AS YOU OPEN the first page of A Several Plot, and step into the whirligig of 16th century European society, with all its costumes and class structure, its hierarchies and ravaging illnesses, so may you be forgiven for feeling as though you’re no longer of the 21st century. This is the context of Eugenie Freed’s fictional biography of the first woman writing in English, Emilia Lanyer (1569-1645), a novel which brings an ancient era to pulsating relevant life.
It’s the tale of Emilia Bassano, a little girl – the younger daughter of a musician – from a working class English/Italian background who is earmarked because of her musical talent, to be a performer in the queen’s court. A tale of opportunity and punishment, betrayal and love, passion and exploitation unfolds, bringing a young William Shakespeare, in a complicated marriage, into the mix. Freed magicks together grammar, archaic objects and social values from the period, making this novel something of a master class in how spelling and expression has evolved.

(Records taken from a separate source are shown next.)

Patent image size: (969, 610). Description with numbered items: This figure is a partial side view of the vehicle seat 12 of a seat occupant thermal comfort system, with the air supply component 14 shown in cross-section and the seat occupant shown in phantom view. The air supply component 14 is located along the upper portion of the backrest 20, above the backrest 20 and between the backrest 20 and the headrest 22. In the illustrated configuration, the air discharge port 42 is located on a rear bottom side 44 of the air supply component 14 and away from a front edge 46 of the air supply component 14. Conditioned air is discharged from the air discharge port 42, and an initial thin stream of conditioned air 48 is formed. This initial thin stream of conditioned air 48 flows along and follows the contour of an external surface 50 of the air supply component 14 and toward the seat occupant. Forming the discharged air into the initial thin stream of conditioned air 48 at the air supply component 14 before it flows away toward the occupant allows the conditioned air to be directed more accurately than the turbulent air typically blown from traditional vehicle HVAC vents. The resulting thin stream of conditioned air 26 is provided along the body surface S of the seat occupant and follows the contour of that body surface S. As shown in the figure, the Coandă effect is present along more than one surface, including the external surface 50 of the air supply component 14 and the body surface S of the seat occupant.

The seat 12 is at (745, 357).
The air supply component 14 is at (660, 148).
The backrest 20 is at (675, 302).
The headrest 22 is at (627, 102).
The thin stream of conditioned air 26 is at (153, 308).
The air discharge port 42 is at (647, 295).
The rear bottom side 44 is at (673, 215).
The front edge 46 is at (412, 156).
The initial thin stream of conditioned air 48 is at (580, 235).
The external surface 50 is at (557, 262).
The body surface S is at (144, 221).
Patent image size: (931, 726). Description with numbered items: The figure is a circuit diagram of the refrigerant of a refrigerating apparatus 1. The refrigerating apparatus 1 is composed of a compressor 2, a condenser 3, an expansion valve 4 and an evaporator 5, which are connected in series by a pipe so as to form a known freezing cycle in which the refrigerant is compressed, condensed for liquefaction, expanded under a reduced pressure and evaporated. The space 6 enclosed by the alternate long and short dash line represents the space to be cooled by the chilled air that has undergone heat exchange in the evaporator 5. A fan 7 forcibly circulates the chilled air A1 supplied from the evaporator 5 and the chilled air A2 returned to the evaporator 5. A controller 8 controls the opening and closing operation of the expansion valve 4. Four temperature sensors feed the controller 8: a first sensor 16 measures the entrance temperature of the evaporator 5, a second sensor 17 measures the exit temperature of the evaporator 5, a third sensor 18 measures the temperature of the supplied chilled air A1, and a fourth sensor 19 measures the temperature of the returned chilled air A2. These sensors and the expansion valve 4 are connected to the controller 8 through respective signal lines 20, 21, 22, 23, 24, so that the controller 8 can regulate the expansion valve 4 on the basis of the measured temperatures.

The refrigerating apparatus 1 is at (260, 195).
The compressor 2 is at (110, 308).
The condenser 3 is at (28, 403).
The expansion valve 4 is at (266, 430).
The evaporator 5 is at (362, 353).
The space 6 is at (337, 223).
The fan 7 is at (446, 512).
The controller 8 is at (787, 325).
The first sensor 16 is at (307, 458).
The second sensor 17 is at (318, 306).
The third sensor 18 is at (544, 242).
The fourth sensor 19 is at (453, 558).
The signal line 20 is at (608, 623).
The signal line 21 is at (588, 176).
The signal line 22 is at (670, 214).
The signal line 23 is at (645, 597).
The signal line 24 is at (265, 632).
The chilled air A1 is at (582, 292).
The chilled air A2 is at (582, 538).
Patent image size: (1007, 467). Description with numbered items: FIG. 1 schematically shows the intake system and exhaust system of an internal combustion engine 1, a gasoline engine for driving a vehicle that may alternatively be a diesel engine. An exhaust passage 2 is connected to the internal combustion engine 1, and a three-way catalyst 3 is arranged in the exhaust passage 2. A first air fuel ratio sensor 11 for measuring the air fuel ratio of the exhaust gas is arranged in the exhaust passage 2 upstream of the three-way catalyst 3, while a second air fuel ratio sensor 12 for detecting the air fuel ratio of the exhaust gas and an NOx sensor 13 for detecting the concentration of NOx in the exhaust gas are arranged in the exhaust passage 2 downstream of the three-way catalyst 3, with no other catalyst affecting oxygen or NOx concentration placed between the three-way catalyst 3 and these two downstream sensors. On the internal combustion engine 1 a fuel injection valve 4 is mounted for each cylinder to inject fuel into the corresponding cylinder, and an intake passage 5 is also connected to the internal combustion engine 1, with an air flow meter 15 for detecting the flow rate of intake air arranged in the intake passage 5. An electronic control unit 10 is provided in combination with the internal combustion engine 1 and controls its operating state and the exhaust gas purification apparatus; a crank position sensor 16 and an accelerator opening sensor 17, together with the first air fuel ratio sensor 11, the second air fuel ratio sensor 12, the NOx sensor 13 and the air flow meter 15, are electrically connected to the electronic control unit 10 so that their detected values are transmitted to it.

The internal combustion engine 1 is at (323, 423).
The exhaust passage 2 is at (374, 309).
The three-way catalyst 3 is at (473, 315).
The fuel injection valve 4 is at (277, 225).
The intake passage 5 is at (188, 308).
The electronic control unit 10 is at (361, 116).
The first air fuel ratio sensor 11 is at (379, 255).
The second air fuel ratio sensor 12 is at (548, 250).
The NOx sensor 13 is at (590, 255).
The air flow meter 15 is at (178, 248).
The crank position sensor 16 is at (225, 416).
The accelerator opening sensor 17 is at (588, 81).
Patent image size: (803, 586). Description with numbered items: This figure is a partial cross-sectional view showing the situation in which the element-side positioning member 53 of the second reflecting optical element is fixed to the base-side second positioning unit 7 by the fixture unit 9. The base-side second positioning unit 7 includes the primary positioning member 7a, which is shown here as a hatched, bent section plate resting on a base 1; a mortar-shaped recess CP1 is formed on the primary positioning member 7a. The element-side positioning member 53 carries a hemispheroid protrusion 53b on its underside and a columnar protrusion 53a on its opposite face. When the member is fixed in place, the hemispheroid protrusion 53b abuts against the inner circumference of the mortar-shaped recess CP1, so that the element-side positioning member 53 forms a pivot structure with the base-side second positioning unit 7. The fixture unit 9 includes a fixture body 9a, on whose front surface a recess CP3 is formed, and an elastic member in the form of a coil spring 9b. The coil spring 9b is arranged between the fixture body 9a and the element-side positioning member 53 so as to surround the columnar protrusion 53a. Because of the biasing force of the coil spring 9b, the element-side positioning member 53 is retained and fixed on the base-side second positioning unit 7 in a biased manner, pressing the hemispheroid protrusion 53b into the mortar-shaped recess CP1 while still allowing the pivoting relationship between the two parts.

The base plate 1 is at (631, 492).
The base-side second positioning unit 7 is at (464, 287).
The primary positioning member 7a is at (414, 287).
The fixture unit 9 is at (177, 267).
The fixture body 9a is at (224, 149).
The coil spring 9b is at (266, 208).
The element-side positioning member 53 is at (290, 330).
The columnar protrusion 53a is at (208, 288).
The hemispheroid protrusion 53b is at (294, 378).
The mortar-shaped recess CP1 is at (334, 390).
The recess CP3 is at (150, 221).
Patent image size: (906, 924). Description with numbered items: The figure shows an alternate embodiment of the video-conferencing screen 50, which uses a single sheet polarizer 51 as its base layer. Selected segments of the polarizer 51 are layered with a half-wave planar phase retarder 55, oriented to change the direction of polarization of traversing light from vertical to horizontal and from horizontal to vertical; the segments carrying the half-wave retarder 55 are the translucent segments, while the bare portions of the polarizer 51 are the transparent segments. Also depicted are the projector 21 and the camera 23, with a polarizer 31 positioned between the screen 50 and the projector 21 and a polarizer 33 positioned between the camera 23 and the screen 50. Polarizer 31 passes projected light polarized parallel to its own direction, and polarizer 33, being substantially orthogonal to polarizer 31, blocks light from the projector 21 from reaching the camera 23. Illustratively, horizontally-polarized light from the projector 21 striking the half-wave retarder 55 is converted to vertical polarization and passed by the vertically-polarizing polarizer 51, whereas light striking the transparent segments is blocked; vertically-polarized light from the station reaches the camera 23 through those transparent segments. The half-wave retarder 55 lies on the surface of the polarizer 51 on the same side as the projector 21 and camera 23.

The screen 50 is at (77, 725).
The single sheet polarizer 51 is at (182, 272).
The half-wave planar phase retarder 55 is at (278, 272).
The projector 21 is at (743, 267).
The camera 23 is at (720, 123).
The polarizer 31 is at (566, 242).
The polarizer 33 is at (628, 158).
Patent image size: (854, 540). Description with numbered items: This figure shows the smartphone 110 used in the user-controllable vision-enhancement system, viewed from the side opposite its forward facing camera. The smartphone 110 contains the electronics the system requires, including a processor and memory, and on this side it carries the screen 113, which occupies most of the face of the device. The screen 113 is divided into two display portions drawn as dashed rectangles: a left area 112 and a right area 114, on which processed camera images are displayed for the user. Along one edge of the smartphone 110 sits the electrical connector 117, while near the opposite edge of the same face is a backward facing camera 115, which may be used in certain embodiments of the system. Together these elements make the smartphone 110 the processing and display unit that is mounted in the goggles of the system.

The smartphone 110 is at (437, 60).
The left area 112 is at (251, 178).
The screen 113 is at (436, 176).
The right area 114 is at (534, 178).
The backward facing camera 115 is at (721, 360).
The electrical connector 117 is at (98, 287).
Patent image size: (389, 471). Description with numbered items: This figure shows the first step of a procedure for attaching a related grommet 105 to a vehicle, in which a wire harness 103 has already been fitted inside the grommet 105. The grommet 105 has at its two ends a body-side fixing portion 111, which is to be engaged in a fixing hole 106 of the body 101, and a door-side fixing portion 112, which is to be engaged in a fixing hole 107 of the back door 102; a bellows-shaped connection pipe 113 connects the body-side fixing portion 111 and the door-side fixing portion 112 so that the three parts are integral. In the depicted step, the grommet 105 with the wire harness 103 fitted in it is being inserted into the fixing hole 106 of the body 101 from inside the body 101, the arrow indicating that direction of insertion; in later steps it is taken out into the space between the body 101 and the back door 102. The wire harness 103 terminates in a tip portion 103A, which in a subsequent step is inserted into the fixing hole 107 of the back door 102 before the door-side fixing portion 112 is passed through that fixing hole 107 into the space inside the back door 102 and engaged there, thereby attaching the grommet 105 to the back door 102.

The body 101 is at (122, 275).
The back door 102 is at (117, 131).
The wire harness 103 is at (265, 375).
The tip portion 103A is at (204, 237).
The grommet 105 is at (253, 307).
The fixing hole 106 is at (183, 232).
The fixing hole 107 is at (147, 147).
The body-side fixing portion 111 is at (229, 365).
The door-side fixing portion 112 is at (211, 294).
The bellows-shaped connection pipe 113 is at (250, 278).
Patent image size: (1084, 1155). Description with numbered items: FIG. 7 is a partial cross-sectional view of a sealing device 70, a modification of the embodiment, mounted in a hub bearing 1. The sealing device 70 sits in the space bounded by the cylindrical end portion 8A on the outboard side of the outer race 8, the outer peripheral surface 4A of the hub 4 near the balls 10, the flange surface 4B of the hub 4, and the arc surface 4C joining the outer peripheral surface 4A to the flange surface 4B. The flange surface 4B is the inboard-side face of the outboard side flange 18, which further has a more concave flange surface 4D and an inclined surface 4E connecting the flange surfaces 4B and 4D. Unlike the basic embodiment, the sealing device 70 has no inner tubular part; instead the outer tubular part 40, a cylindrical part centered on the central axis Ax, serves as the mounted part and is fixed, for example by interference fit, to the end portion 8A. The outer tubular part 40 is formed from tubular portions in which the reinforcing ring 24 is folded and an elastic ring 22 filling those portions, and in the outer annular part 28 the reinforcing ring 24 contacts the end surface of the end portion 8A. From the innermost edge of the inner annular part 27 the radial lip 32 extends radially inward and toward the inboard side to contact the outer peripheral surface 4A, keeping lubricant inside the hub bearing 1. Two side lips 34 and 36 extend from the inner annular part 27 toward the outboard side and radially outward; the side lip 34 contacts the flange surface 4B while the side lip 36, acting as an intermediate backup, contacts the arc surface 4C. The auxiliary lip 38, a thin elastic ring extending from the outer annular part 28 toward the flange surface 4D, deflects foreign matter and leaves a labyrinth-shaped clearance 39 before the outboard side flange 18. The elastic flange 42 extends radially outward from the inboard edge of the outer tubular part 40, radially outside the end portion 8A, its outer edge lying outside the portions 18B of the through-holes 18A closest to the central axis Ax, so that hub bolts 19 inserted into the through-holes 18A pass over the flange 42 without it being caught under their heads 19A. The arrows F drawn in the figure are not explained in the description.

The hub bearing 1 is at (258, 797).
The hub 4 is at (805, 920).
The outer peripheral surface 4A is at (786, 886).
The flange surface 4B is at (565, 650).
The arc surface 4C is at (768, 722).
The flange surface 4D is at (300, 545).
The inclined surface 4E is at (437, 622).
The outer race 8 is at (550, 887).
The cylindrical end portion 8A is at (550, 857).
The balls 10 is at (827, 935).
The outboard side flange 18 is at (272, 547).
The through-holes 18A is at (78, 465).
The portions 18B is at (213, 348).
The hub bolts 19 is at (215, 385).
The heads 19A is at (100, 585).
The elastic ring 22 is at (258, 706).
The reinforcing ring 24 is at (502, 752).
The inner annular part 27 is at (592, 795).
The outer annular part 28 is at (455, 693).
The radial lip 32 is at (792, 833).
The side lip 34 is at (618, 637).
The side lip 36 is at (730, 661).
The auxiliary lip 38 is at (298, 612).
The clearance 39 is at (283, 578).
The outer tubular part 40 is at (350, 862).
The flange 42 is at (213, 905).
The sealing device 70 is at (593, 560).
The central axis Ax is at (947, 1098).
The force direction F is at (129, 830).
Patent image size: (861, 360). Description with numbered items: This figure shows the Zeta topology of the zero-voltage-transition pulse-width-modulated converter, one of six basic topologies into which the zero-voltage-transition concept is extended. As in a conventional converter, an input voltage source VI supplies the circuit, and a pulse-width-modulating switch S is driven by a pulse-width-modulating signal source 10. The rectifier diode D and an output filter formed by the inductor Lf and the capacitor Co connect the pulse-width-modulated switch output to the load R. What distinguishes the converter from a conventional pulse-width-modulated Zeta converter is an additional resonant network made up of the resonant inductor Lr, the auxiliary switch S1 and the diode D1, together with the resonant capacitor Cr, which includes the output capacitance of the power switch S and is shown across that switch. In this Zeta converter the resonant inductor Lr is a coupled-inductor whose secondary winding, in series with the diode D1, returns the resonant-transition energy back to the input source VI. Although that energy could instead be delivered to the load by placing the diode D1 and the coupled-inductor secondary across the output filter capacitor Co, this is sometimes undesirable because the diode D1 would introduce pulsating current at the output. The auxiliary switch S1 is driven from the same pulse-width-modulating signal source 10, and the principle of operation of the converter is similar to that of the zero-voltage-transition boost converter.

It’s the kind of work for which you may remember historical novelists Evelyn Anthony or Pierre La Mure for bringing so many historical figures to life. In certain respects, it even evokes Umberto Eco’s Name of the Rose, which casts itself in a 14th century monastery.
Honed with a tender yet robust touch, Freed’s text luridly brings not only the growing Emilia to three dimensional life which is fraught with challenges and difficult choices, heartbreak and succour, but it also paints an evocative understanding of the plague and childbirth, of poverty and loss in a world dominated by royalty. It is here that we read of medical ignorance and arranged marriages and the kind of proto-feminism that may have served as a complicated and daring undercurrent to the turning of the society’s cogs.
Freed’s constructions of characters and their contexts is alive with freshness, but authentic to the nth degree – you learn of the meaning of 16th century household object names by the context in which they’re presented, and find yourself completely immersed in the ruffed collars and deep-necked velvet dresses of the era. Filling the tradition of the historical novel, the work is deeply informed and an engaging and exhaustive source of historical facts, and with all of that it is genuinely unput-downable.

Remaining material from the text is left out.